Niko Pirosmani, Nature morte Huile sur toile cirée, 100,5 x 136,7 cm Collection du Shalva Amiranashvili Museum of Fine Arts of Georgia, Musée national géorgien, Tbilissi © Infinitart Foundation

À moins de trois heures de train de Genève, la ville de Bâle se fait berceau de l’un des musées devenu parmi les plus célèbres au monde, reconnu à la fois pour la qualité exceptionnelle de ses expositions consacrées à l’art moderne et contemporain, mais aussi pour l’architecture de son bâtiment imaginée par Renzo Piano. Dans un cadre naturel idyllique où les arbres centenaires côtoient les étangs, l’art s’est ici offert un écrin d’exception qui attire chaque année des visiteurs venus du monde entier. En cette fin d’année 2023 et en ce début de 2024, la fondation propose au public de découvrir le travail du célèbre et énigmatique artiste géorgien Niko Pirosmani. Une excuse toute trouvée pour quitter Genève le temps d’une journée et s’évader à la Fondation Beyeler, paradis retrouvé des amoureux d’art et d’architecture. 

 

La Fondation Beyeler en été
Photo: Mark Niedermann

Un écrin signé Piano
Dans le tram qui mène à la Fondation, nous quittons peu à peu le centre-ville de Bâle, les immeubles laissant place aux champs, aux maisons de maître et arbres centenaires de Riehen. Et puis, en passant le portail de la Fondation, c’est dans un idylle que nous pénétrons. Tel un mirage, le bâtiment imaginé par Renzo Piano dans les années 1990 se dévoile à nous, entouré de roseaux, d’arbres et d’eau. C’est une première œuvre qui se présente à nous d’une certaine façon, une construction qui en elle-même suffirait à nous faire parcourir les kilomètres séparant Genève de Bâle. Située au sein du Berower Park, la Fondation créée par Ernst et Hildy Beyeler ne pouvait être bâtie que par le célèbre architecte italien, bâtisseur du Centre Pompidou à Paris, dont les créations fascinaient le couple de galeristes. Au cœur de ce projet, imaginé dans la commune de naissance d’Ernst, la nature se devait d’être préservée, célébrée, le musée s’intégrant dans son écrin de verdure. « Rendre accessible la Collection sur un seul niveau sans marche et aménager un bassin au sud devant le bâtiment, comme on le souhait, nécessitait d’abaisser le bâtiment entier. Cette structure créait d’une part une association harmonieuse entre la construction et le paysage et d’autre part, conférait au musée un caractère intime. On a utilisé pour les murs une pierre volcanique de Patagonie (porphyre) qui s’intègre dans le paysage comme si le bâtiment avait toujours existé » expliquent les membres de la Fondation. Depuis les différents espaces d’exposition, l’extérieur est toujours visible, offrant d’un côté une vue sur les bassins et les roseaux, nous faisant apercevoir les sculptures du parc, plongeant de l’autre notre regard vers les champs de blé et les pâtures, la forêt dense en toile de fond. La caractéristique principale de ce bâtiment réside sans aucun doute dans sa relation forte à la lumière naturelle. Les imposantes baies vitrées se font nombreuses, permettant à la fois d’observer le paysage tout en amenant sur les œuvres exposées une lumière naturelle valorisante. Un espace imposant qui se verra complété dans quelques années par un second bâtiment destiné à accueillir expositions et manifestations dans le parc, imaginé cette fois-ci par l’architecte Peter Zumthor.

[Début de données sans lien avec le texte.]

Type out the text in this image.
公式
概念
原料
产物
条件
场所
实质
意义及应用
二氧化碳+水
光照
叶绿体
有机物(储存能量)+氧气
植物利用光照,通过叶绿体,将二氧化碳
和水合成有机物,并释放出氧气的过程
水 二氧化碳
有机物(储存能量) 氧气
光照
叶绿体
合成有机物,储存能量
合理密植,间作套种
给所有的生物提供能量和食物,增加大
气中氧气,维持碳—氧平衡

Niko Pirosmani, Femme avec une chope de bière  Huile sur toile cirée, 112,6 x 90 cm Collection du Shalva Amiranashvili Museum of Fine Arts of Georgia, Musée national géorgien, Tbilissi © Infinitart Foundation

 

 

Légende secrète
L’écrin originel de lumière et de pierre accueille en cette fin d’année une exposition qui nous rappelle la qualité inhérente à la curation des expositions de la Fondation. Après Basquiat et ses toiles de Modène cet été, une rétrospective de Goya en 2021, ou plus récemment une exposition du travail de Doris Salcedo, les murs bâtis par Renzo Piano se voient parés des toiles de Niko Pirosmani (1862-1918). Ce nom ne sera familier qu’à une poignée de personnes, l’artiste géorgien précurseur de l’art moderne restant encore largement confidentiel. Véritable légende dans son pays d’origine, faisant pour ainsi dire l’objet de vénération de la part des amoureux de son travail, il reste une figure encore méconnue du public européen. L’exposition organisée à la Fondation Beyeler, en partenariat avec le Musée national géorgien de Tbilissi et le Louisiana Museum of Modern Art de Humlebæk (Danemark), est la plus importante lui ayant jamais été consacrée en dehors de son pays, rassemblant cinquante toiles de l’artiste. Le public est alors invité à pénétrer dans son monde peuplé d’humains et d’animaux toujours représentés en faisant usage de la même technique. Sur une toile cirée noire, l’artiste applique des traits de pinceaux à la fois précis et dynamiques, donnant vie à des êtres mystérieux et fantasmagoriques. Les réduisant au minimum, il n’en oublie cependant pas de faire preuve d’une grande sensibilité dans son travail qui compte également quelques paysages et natures mortes. Il inspire alors l’avant-garde par son approche radicale, son minimalisme dévoilant à celui qui prendra le temps de l’observer humour, allégories, et tendresse. Une exposition qui nous fait découvrir un artiste jusqu’alors trop peu connu de l’Histoire de l’Art, ses toiles venant côtoyer les paysages naturels qui entourent le musée.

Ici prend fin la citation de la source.